There's something of a science to humor and joke construction that involves triggering basically involuntary reactions in the brain and body. Construct a joke that contains all the necessary elements of surprise, irony, paradox etc, and is delivered in a rhythm that sets the listener's brain up for a joke, and a comedian can get a laugh out of just about anything. Listeners who immediately react with an impulsive barked laugh may feel horrified and ashamed, but they have merely had their neural wiring cleverly manipulated. I would be surprised if you have never immediately laughed at a joke, at some time in your life, that, one second later, you realized contained content that's not in the least humorous. It probably was something much, much less serious than lynching or the holocaust, (very often it's in the case of a joke that makes fun of an individual) but it's tough sometimes to resist the manipulation of a gifted comic and most people have experienced the troubling moment of having laughed at something they know is not in the least bit funny.

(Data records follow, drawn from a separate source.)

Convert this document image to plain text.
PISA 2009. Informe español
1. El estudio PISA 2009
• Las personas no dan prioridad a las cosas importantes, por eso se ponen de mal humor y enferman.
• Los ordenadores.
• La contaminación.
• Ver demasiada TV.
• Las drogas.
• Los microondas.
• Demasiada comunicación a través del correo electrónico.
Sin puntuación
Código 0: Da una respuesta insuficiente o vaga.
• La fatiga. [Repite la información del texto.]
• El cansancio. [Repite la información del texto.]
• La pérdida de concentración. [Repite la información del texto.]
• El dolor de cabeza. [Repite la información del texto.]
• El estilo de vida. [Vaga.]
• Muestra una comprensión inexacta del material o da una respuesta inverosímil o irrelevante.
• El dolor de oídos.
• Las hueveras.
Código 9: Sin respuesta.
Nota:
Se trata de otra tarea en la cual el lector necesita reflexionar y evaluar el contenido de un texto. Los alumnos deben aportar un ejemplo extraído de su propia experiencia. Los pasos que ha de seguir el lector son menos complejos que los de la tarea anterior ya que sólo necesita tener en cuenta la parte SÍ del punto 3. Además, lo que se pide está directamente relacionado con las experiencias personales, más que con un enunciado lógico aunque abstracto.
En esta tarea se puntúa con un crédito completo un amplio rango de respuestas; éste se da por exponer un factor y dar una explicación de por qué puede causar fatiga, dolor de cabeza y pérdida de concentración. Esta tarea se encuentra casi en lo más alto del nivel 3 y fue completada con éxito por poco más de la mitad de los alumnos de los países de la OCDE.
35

My point is that regardless of whether or not anyone laughs (and I'm quite sure a good chunk of Maher's audience laughed at his obscene joke about Trump and his daughter) hateful and vicious comments are not somehow excusable because they are delivered in the form of a joke. People are inclined though to forgive comedians which is one of the reasons people like Mahr use comedy to spew their vile comments. There's a thin line involved and most people are uncomfortable crossing it and condemning the comic because of the implication that it signifies they don't have a sense of humor.
For all I know Jones doesn't employ humor when he entertains, but I wouldn't be surprised if he did. Probably safe to say that it's not the sort of urbane and witty humor Mahler uses, but it's tough to imagine someone having a broad popularity who is always deadly serious. Even if he really can't, like Maher, be considered a comic he is entertaining
his audience. I'm sure some folks tune in to be educated, but I suspect most do to be part of a ideological echo chamber which they find entertaining
, and in any case, my experience has been that the best teachers are those who educate in a way that entertains
Ultimately, if Jones is as vile as so many people think and Maher is as vile as I and so many others believe him to be (an assessment with which you seem, to some extent, to agree) then Maher is not less vile
simply because he uses humor to deliver his hateful comments. In fact one might argue that the perversion of something that gives so many people such pleasure (humor) makes him worse. I'm not making that argument but I wouldn't consider it unreasonable.
A serious political talk radio host, while not an oxymoron, doesn't immediately conjure up the image of a highly influential power broker. There are a few who might be accurately considered to be highly influential in terms of their audience (Limbaugh immediately comes to mind) but assertions about their power extending beyond their listeners seems greatly exaggerated to me. I certainly can't imagine that Alex Jones is any more influential or powerful than Rush Limbaugh and depending upon his audience size, he may not even match Maher's influence.
In any case my point about the Bruni column as it relates to Maher and Jones is that Bruni obviously thinks Jones is more vile and more influential than Maher, and therefore he has deliberately used a pairing that allows him to throw his jab: The right is worse than the left when it comes to this thing I wish to condemn.